People brought up watching football only on TV must find it so strange going to a ground. The seats are so narrow, no cushions, only one game at a time to watch, and no one comes down the aisles, along the rows, offering you snacks and titbits. At half-time, it's hellish - everyone rushes at the same time to the same place and the queues and smoke are terrible.
At Spurs the other week, as the queues were so bad, I walked into one of the hospitality suites. A large goon barred my way. Excuse me, my good man, I said. The notice on the door is marked "Hospitality", which in my dictionary means "offering food and drink" and a "friendly welcome to strangers", look it up yourself, Chambers 21st Century Dictionary, page 650. If the notice had said Directors or Players or Sponsors, then naturally I would not have dared venture in there, but hospitality, by definition, means you are offering something free. Fuck off, right. Honestly, education in this country has gone to pot.

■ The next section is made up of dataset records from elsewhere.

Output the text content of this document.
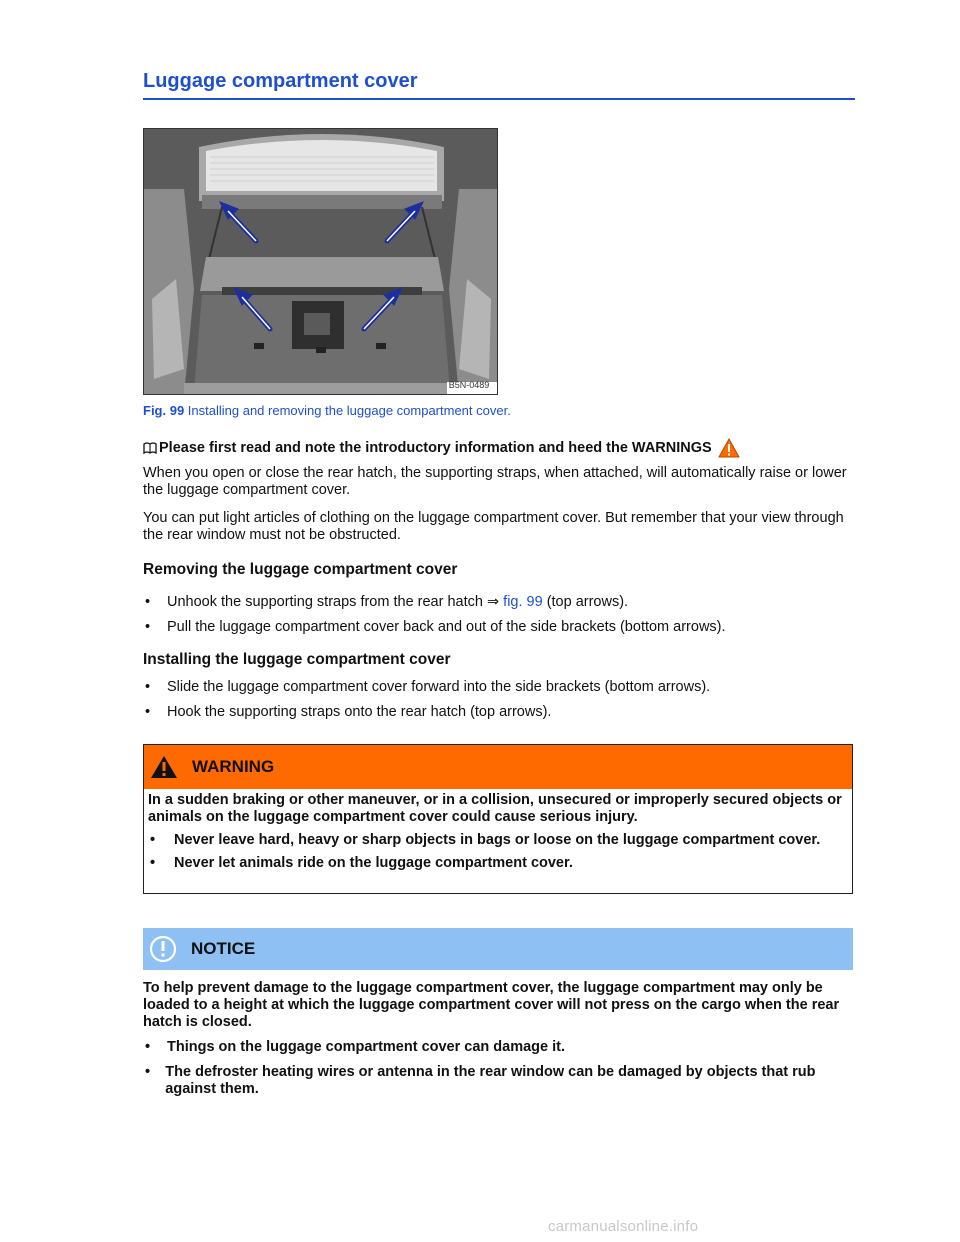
Luggage compartment cover
B5N-0489
Fig. 99 Installing and removing the luggage compartment cover.
Please first read and note the introductory information and heed the WARNINGS
When you open or close the rear hatch, the supporting straps, when attached, will automatically raise or lower the luggage compartment cover.
You can put light articles of clothing on the luggage compartment cover. But remember that your view through the rear window must not be obstructed.
Removing the luggage compartment cover
•	Unhook the supporting straps from the rear hatch ⇒ fig. 99 (top arrows).
•	Pull the luggage compartment cover back and out of the side brackets (bottom arrows).
Installing the luggage compartment cover
•	Slide the luggage compartment cover forward into the side brackets (bottom arrows).
•	Hook the supporting straps onto the rear hatch (top arrows).
WARNING
In a sudden braking or other maneuver, or in a collision, unsecured or improperly secured objects or animals on the luggage compartment cover could cause serious injury.
•	Never leave hard, heavy or sharp objects in bags or loose on the luggage compartment cover.
•	Never let animals ride on the luggage compartment cover.
NOTICE
To help prevent damage to the luggage compartment cover, the luggage compartment may only be loaded to a height at which the luggage compartment cover will not press on the cargo when the rear hatch is closed.
•	Things on the luggage compartment cover can damage it.
•	The defroster heating wires or antenna in the rear window can be damaged by objects that rub against them.
carmanualsonline.info
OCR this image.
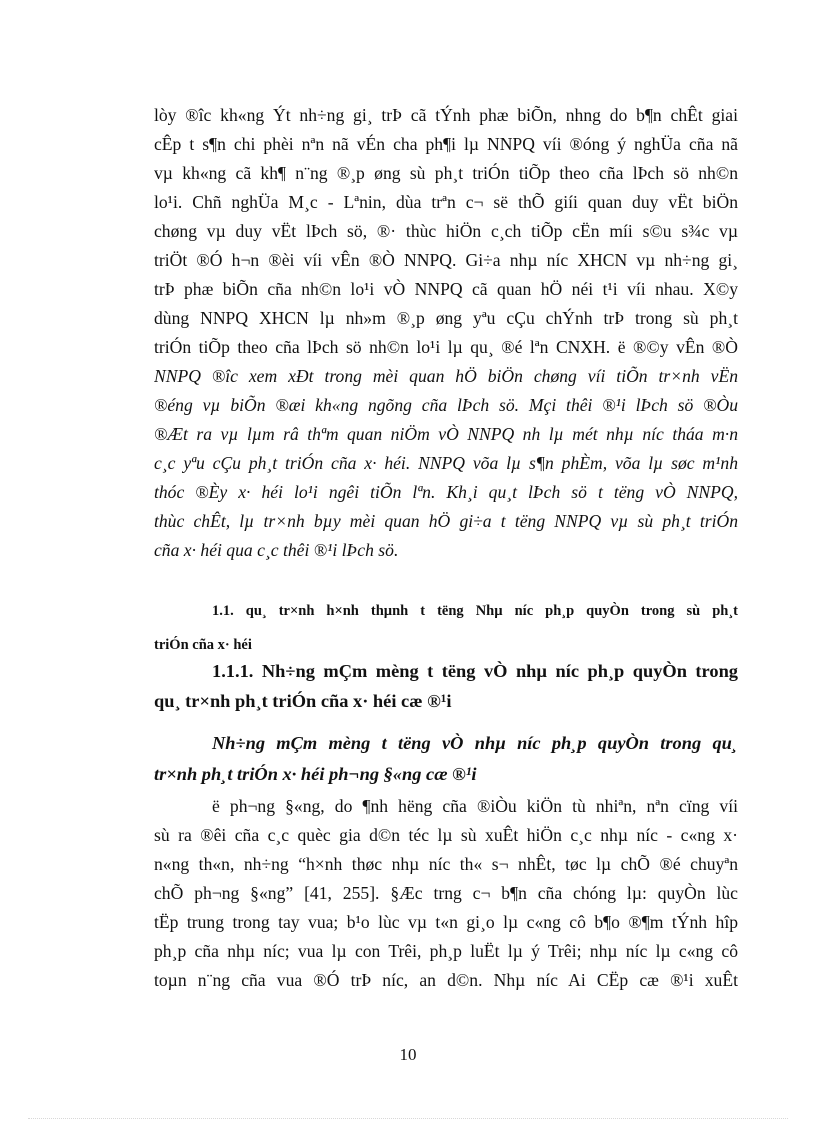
lòy ®îc kh«ng Ýt nh÷ng gi¸ trÞ cã tÝnh phæ biÕn, nhng do b¶n chÊt giai
cÊp t s¶n chi phèi nªn nã vÉn cha ph¶i lµ NNPQ víi ®óng ý nghÜa cña nã
vµ kh«ng cã kh¶ n¨ng ®¸p øng sù ph¸t triÓn tiÕp theo cña lÞch sö nh©n
lo¹i. Chñ nghÜa M¸c - Lªnin, dùa trªn c¬ së thÕ giíi quan duy vËt biÖn
chøng vµ duy vËt lÞch sö, ®· thùc hiÖn c¸ch tiÕp cËn míi s©u s¾c vµ
triÖt ®Ó h¬n ®èi víi vÊn ®Ò NNPQ. Gi÷a nhµ níc XHCN vµ nh÷ng gi¸
trÞ phæ biÕn cña nh©n lo¹i vÒ NNPQ cã quan hÖ néi t¹i víi nhau. X©y
dùng NNPQ XHCN lµ nh»m ®¸p øng yªu cÇu chÝnh trÞ trong sù ph¸t
triÓn tiÕp theo cña lÞch sö nh©n lo¹i lµ qu¸ ®é lªn CNXH. ë ®©y vÊn ®Ò
NNPQ ®îc xem xÐt trong mèi quan hÖ biÖn chøng víi tiÕn tr×nh vËn
®éng vµ biÕn ®æi kh«ng ngõng cña lÞch sö. Mçi thêi ®¹i lÞch sö ®Òu
®Æt ra vµ lµm râ thªm quan niÖm vÒ NNPQ nh lµ mét nhµ níc tháa m·n
c¸c yªu cÇu ph¸t triÓn cña x· héi. NNPQ võa lµ s¶n phÈm, võa lµ søc m¹nh
thóc ®Èy x· héi lo¹i ngêi tiÕn lªn. Kh¸i qu¸t lÞch sö t tëng vÒ NNPQ,
thùc chÊt, lµ tr×nh bµy mèi quan hÖ gi÷a t tëng NNPQ vµ sù ph¸t triÓn
cña x· héi qua c¸c thêi ®¹i lÞch sö.
1.1. qu¸ tr×nh h×nh thµnh t tëng Nhµ níc ph¸p quyÒn trong sù ph¸t
triÓn cña x· héi
1.1.1. Nh÷ng mÇm mèng t tëng vÒ nhµ níc ph¸p quyÒn trong
qu¸ tr×nh ph¸t triÓn cña x· héi cæ ®¹i
Nh÷ng mÇm mèng t tëng vÒ nhµ níc ph¸p quyÒn trong qu¸
tr×nh ph¸t triÓn x· héi ph¬ng §«ng cæ ®¹i
ë ph¬ng §«ng, do ¶nh hëng cña ®iÒu kiÖn tù nhiªn, nªn cïng víi
sù ra ®êi cña c¸c quèc gia d©n téc lµ sù xuÊt hiÖn c¸c nhµ níc - c«ng x·
n«ng th«n, nh÷ng “h×nh thøc nhµ níc th« s¬ nhÊt, tøc lµ chÕ ®é chuyªn
chÕ ph¬ng §«ng” [41, 255]. §Æc trng c¬ b¶n cña chóng lµ: quyÒn lùc
tËp trung trong tay vua; b¹o lùc vµ t«n gi¸o lµ c«ng cô b¶o ®¶m tÝnh hîp
ph¸p cña nhµ níc; vua lµ con Trêi, ph¸p luËt lµ ý Trêi; nhµ níc lµ c«ng cô
toµn n¨ng cña vua ®Ó trÞ níc, an d©n. Nhµ níc Ai CËp cæ ®¹i xuÊt
10
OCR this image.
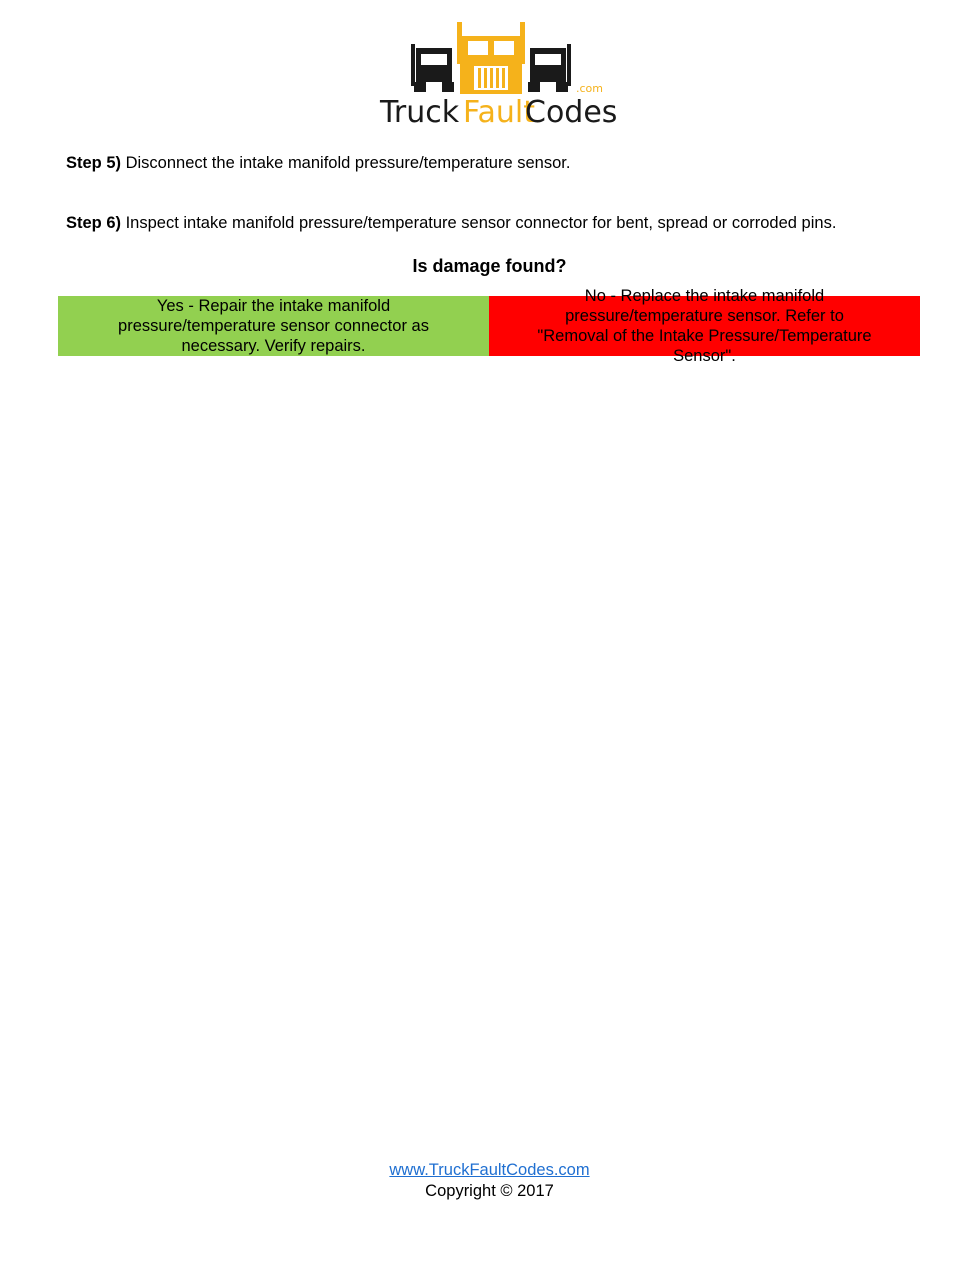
Truck Fault
Codes
.com
Step 5) Disconnect the intake manifold pressure/temperature sensor.
Step 6) Inspect intake manifold pressure/temperature sensor connector for bent, spread or corroded pins.
Is damage found?
Yes - Repair the intake manifold pressure/temperature sensor connector as necessary. Verify repairs.
No - Replace the intake manifold pressure/temperature sensor. Refer to "Removal of the Intake Pressure/Temperature Sensor".
www.TruckFaultCodes.com
Copyright © 2017
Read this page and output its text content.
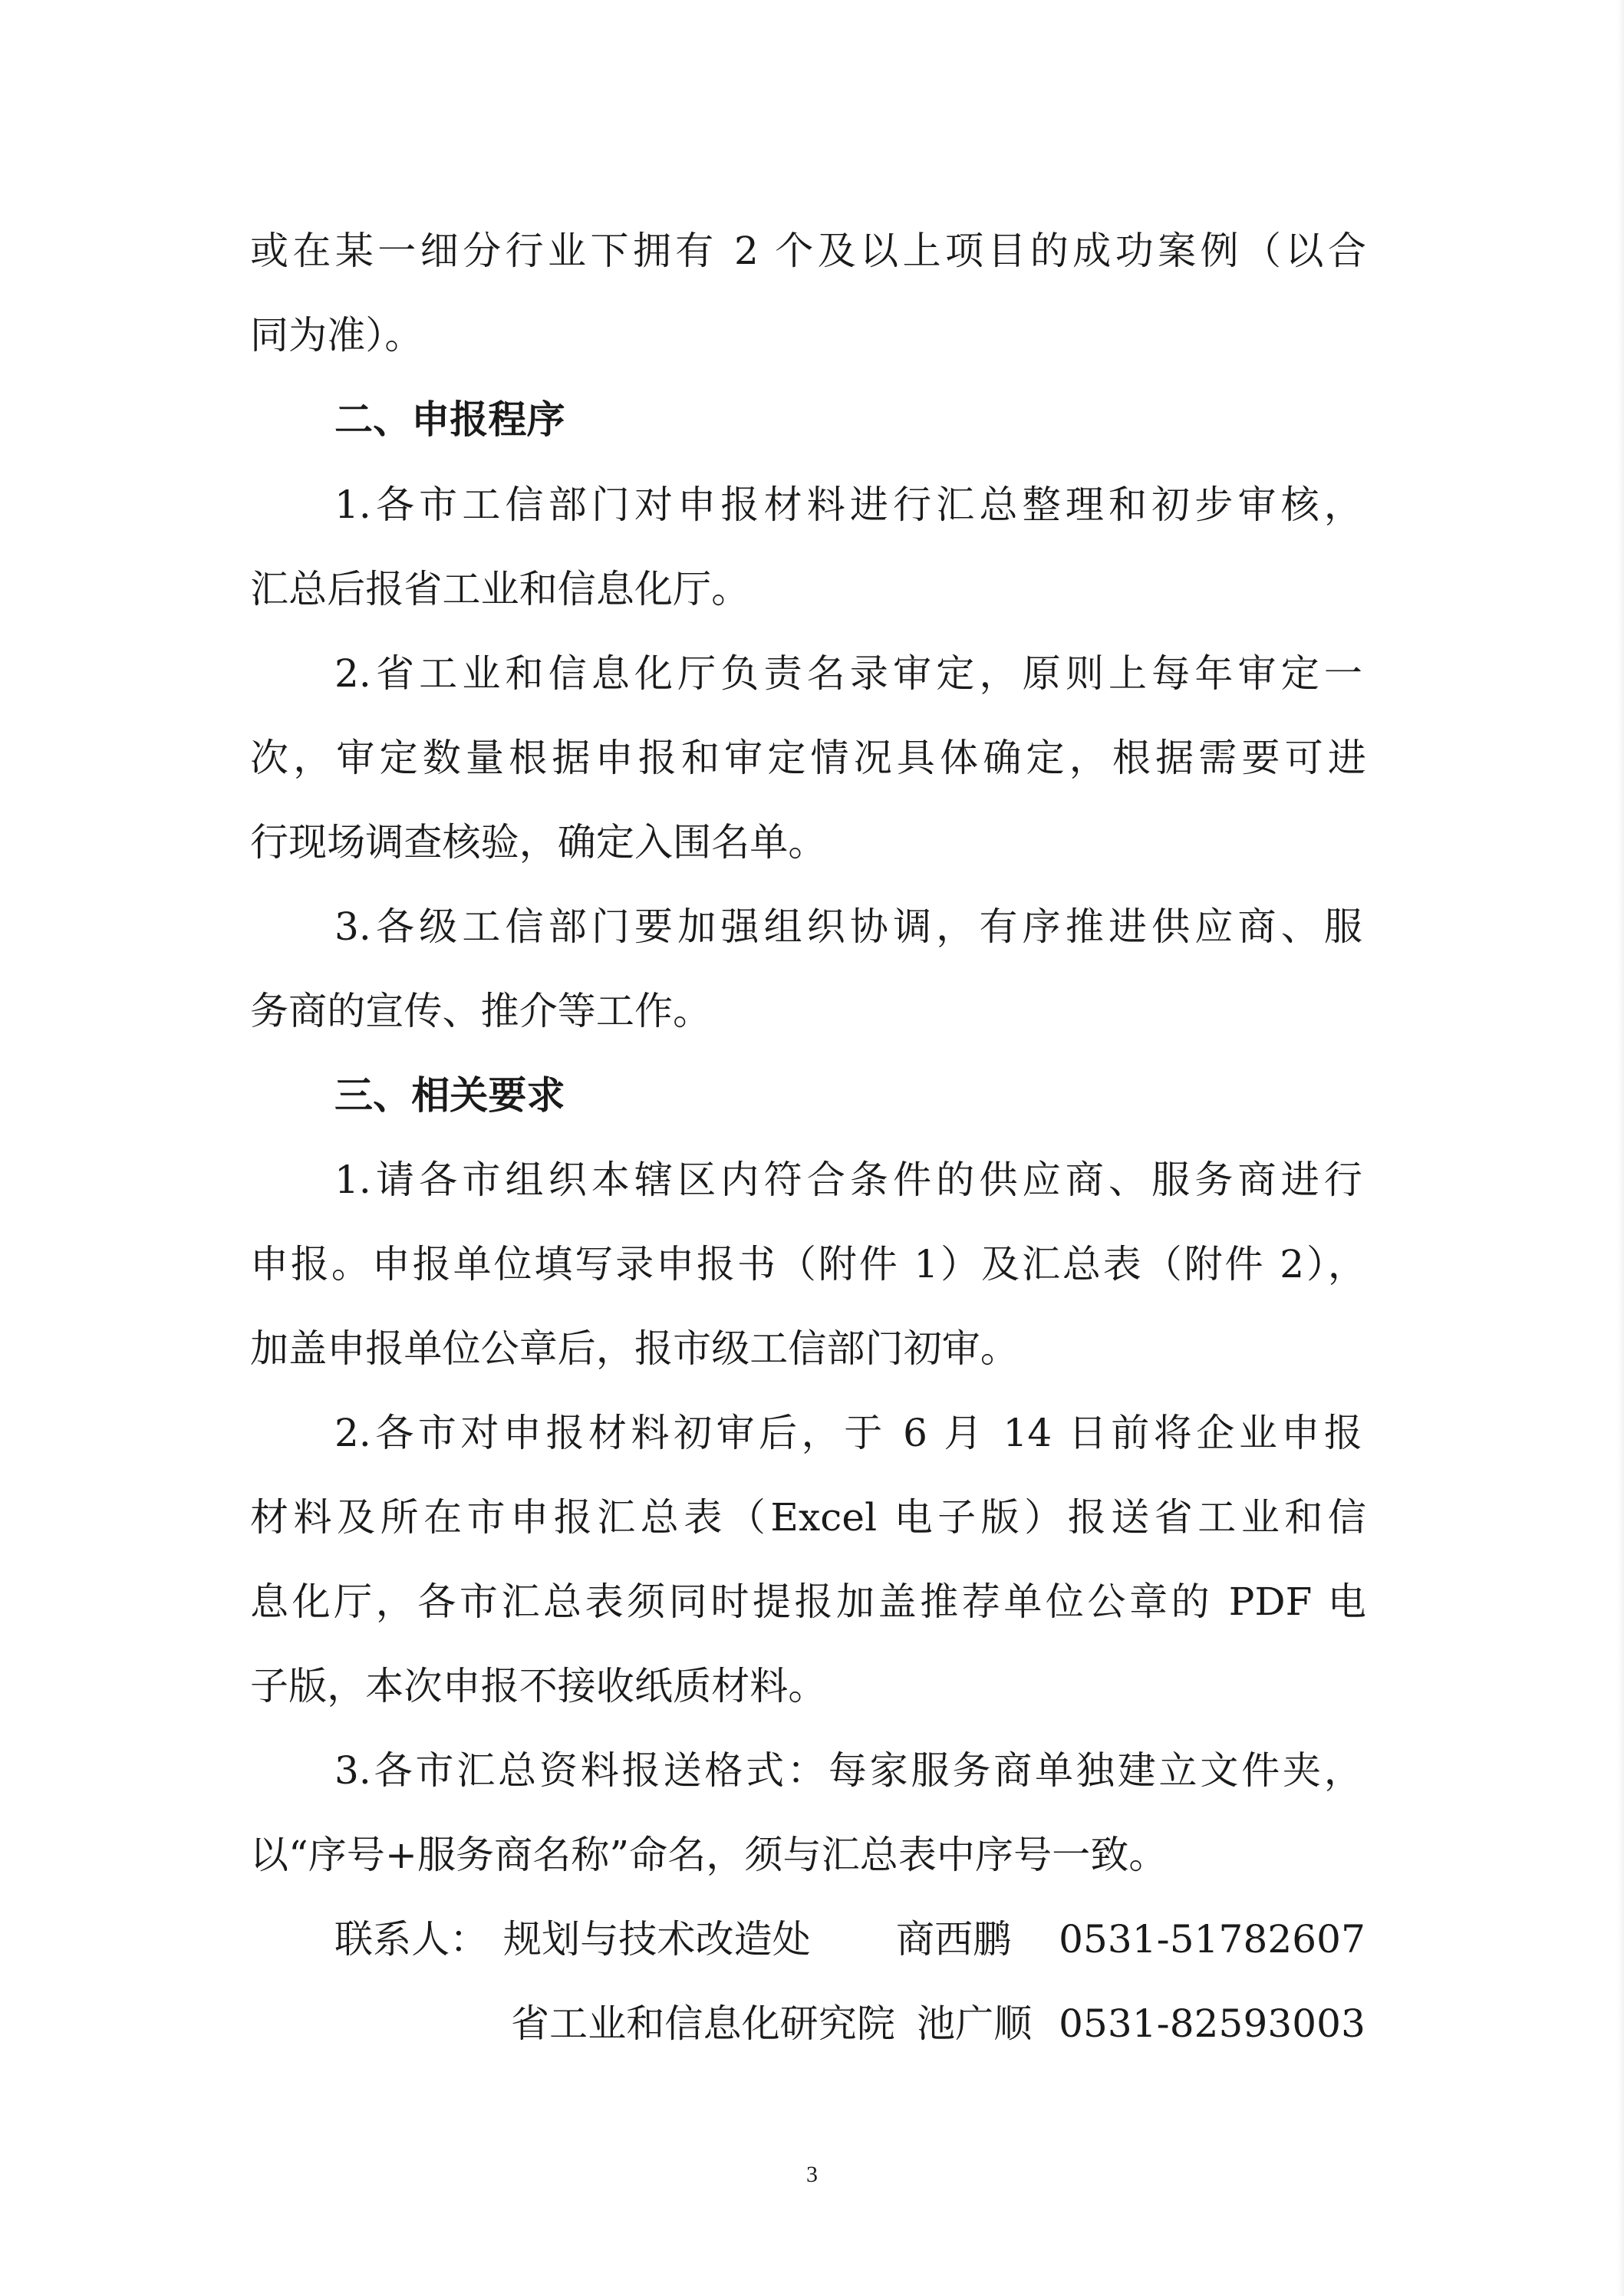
或在某一细分行业下拥有 2 个及以上项目的成功案例（以合
同为准）。
二、申报程序
1.各市工信部门对申报材料进行汇总整理和初步审核，
汇总后报省工业和信息化厅。
2.省工业和信息化厅负责名录审定，原则上每年审定一
次，审定数量根据申报和审定情况具体确定，根据需要可进
行现场调查核验，确定入围名单。
3.各级工信部门要加强组织协调，有序推进供应商、服
务商的宣传、推介等工作。
三、相关要求
1.请各市组织本辖区内符合条件的供应商、服务商进行
申报。申报单位填写录申报书（附件 1）及汇总表（附件 2），
加盖申报单位公章后，报市级工信部门初审。
2.各市对申报材料初审后，于 6 月 14 日前将企业申报
材料及所在市申报汇总表（Excel 电子版）报送省工业和信
息化厅，各市汇总表须同时提报加盖推荐单位公章的 PDF 电
子版，本次申报不接收纸质材料。
3.各市汇总资料报送格式：每家服务商单独建立文件夹，
以“序号+服务商名称”命名，须与汇总表中序号一致。
联系人： 规划与技术改造处 商西鹏 0531-51782607
省工业和信息化研究院 池广顺 0531-82593003
3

Europe, in football terms, is an education in itself. It gives us a chance to see how so many of our star players are in fact thugs. They can still be excellent players, like Roy Keane, Steven Gerrard, Alan Shearer, but basically they are hooligans, determined to intimidate the opposition physically. British teams still have a preponderance of heavies, brought up to get the boot in. In Europe, at the top, they have been brought up to control the ball, be comfortable with it, to beat the other player by skill and technique not brute strength. They have that as well, of course. Europeans are just as physically strong and committed as British teams. And they now play at the same frantic pace as we do, even in Italy, where traditionally they built up slowly from defence. I think they've been watching too many Brit games on telly.
I hope to learn a lot this month from all the European games, and enjoy the skill on show, and hope all our lads go through, but I'll also be pleased that this will be the last week of Euro 2004 until February. My calf could do with the rest.